A way to document the existing behavior could be to add to this part of the specification

The current language says:

Any can also be used as a base class. This can be useful for avoiding type checker errors with classes that can duck type anywhere or are highly dynamic.

Ammedning this to say

Any can also be used as a base class. As a base class, it no longer indicates being consistent with all types, but must be consistent with the other bases as part of MRO, and instead indicates that the base is partially unknown or otherwise too dynamic to type accurately and that the unknown and dynamic parts should be considered not to overlap or conflict with the known bases.
This can be useful for avoiding type checker errors with classes that can duck type anywhere or are highly dynamic.

Would capture the current behavior.

I have no strong preferences on which route we go, but I would like to have a clear behavior here where the specification is clear so that I can get back to working on designing intersections to remain consistent with the type system and not have them conflict and have layers of nested special casing to reconcile.

1 Like

I still feel the current behavior of Any does not actually violate or circumvent the MRO in any way. The only thing it violates, is absolute LSP consistency because merging with Any disregards the possibility for there to be a more specific override, regardless of whether Any occurs first in the MRO.

This sound like a design trade-off to me. The willingness to accept a couple of false positives in order to avoid a much larger possibility for false negatives. I think this is fine and doesn’t hurt the usefulness of Any in intersections. All it really changes is the ratio of false positives to false negatives.

The __getattr__ analogy was used to illustrate that this is not a behavior unique to Any, we can have attribute access that prioritizes attributes that are lower in the MRO with any class.

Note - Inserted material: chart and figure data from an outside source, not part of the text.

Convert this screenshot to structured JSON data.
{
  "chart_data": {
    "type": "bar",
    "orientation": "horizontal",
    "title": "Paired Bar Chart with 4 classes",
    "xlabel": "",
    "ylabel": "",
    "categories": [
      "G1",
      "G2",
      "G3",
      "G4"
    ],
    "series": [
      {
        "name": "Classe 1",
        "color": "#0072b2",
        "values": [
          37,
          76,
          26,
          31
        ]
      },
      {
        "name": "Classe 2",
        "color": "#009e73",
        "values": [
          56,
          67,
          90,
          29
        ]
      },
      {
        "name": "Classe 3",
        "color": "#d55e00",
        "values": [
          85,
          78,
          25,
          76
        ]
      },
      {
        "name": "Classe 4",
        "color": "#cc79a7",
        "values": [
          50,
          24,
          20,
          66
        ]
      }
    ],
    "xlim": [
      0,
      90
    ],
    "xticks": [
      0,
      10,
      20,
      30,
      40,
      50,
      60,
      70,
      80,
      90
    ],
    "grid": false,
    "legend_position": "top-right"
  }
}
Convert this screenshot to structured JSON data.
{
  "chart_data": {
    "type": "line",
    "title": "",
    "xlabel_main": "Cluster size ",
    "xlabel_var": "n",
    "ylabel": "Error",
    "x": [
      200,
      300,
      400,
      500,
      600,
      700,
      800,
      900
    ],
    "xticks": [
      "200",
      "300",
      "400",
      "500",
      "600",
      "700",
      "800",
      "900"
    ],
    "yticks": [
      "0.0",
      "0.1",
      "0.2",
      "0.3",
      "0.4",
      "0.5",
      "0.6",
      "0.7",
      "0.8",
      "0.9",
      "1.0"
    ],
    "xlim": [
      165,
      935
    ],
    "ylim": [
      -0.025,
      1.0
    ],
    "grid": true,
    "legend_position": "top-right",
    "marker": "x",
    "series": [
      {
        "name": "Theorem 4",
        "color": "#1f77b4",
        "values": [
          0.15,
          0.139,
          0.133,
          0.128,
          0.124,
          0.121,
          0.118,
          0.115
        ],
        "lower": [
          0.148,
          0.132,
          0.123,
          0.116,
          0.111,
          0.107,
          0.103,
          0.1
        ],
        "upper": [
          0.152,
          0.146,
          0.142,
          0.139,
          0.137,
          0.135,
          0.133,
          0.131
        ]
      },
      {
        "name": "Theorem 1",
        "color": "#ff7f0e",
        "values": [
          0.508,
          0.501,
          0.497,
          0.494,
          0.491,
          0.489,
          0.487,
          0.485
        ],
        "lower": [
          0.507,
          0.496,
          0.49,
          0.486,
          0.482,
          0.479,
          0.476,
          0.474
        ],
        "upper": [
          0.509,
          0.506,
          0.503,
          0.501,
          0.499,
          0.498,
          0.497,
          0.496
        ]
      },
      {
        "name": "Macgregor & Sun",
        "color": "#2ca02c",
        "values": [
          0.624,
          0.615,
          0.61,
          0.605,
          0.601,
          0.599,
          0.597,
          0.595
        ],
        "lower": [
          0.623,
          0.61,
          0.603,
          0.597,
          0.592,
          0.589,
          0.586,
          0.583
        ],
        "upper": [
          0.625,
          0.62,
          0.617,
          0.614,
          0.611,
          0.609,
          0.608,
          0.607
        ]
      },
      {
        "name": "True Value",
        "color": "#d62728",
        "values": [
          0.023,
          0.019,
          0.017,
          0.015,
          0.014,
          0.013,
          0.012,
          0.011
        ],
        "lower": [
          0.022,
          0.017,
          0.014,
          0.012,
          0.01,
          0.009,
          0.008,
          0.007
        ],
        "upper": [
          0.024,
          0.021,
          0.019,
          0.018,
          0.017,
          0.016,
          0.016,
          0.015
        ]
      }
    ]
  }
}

That essentially is violating and circumventing the MRO

class X:
    def foo(self) -> int: ...

class WithAny(Any, X):
    ...

WithAny().foo

MRO says look at the type of Any.foo, so that should be Any, not int. Any isn’t documented as only a fallback, but as consistent with all possible types (it is the top type effectively)

I’d be open to changing behavior as you suggest here. It apparently only matters in cases where a class double-inherits from an Any and non-Any base, which is a situation where users should already expect very imprecise typing.

I would be interested in a PR to mypy showing the effect of this change on real-world code.